The U.S. has made progress in vaccinating its own people, especially after Biden moved up the deadline to make all U.S. adults eligible by almost 2 weeks to April 19, Kenyon said.

“Yet, with vaccination coverage in the U.S. at 40%, we still have a way to go to reach some level of herd immunity,” he said, noting that some high-risk populations remain particularly underserved.

“The people hit hardest by the pandemic — and the shadow pandemics it has caused — are also less likely to be vaccinated and should be at the center of this massive global effort, not left out of it,” Kenyon said. “Women, Black, Latinx and Indigenous people of color in the U.S. and those from impoverished communities globally must be equals in health care access.”

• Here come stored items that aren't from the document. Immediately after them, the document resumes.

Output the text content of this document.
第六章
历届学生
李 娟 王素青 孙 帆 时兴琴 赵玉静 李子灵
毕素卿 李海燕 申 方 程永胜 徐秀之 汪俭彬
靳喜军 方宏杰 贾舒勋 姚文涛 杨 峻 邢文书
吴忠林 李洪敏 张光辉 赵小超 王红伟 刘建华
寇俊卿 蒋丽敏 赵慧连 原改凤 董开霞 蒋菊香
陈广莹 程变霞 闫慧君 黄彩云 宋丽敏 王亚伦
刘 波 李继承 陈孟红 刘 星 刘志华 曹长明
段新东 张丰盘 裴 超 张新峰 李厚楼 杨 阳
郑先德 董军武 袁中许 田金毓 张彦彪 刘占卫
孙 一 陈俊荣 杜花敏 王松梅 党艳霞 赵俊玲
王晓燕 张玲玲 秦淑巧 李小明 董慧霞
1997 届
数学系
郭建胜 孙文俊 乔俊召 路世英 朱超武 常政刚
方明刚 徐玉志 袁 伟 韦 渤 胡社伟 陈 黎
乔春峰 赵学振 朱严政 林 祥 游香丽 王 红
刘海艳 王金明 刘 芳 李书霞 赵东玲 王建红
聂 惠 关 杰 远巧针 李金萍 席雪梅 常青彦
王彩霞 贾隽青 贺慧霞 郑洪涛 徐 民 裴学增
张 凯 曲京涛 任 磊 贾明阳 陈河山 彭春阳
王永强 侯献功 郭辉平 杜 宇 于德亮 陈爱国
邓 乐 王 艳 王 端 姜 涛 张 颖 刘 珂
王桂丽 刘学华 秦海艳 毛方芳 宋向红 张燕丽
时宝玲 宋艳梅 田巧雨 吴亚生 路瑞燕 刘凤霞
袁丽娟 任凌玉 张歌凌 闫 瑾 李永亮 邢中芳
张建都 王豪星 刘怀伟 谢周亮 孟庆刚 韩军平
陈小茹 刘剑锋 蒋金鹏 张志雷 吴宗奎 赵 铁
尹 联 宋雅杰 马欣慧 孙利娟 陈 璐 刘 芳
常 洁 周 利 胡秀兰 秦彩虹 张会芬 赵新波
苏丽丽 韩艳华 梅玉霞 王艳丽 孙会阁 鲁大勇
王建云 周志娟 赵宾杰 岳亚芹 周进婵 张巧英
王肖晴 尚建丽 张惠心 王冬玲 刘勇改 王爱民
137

To improve vaccine access for underserved communities and those disproportionately affected by COVID-19 in the U.S., the Health Resources and Services Administration (HRSA) and CDC launched a program to directly allocate vaccines to around 1,500 HRSA-supported health centers serving these populations.

COVAX and other efforts

According to a report in BMJ, high-income nations representing 14% of the world’s population possessed up to 53% of the global supply of COVID-19 vaccines as of December — including 100% of the Moderna supply and 96% of the Pfizer-BioNTech supply — whereas 67 low-income countries had made no purchases of their own and were wholly reliant on COVAX.

“At the current rate, it is likely that only 10% of people in the majority of low-income countries will be vaccinated in 2021, which increases the risk that dangerous variants will develop,” Kenyon said.

WHO warned that “COVID-19 cannot be beaten one country at a time” and said that, although the agency recognized that countries are working in the interest of their own people, the best approach globally is to distribute vaccines fairly and equitably.

COVID vaccine fast facts

“The epidemiology shows that no country will be safe from the fallout of the pandemic until all countries are protected,” WHO told Infectious Disease News in a statement. “The fact that numerous countries have had measles outbreaks and even lost their measles elimination status in the recent past, despite having extremely high vaccination rates, shows that national coverage is not enough — it has to be achieved in every community and every family.”

According to Nachega and Zumla, the goal of COVAX is to deliver more than 2 billion doses to people in 190 low- and middle-income countries in less than a year. By March 25, it had delivered more than 16 million vaccine doses to 28 African countries, according to the Africa CDC. On April 9, the Pan American Health Organization said COVAX had delivered 3 million doses to 28 countries in Latin America, with a target to provide enough to vaccinate around 100 million people by the end of the year.

The Biden administration announced in January that the U.S. would finally join COVAX, which followed the approval in December of a U.S. funding package that included $4 billion for Gavi, the Vaccine Alliance, to support lower income countries’ capacity to, among other things, procure vaccines, a Gavi spokesperson said.

“People can stop the continuation of the coronavirus tragedy, but we must put science and lives first,” Kenyon said. “When science is sidelined, we lose our greatest potential to outsmart the virus. As vaccinations ramp up, we must continue to embrace, not ignore, such preventive measures as wearing masks when needed, avoiding large crowds wherever possible, and handwashing. And we must hold on just awhile longer until this pandemic turns the corner.”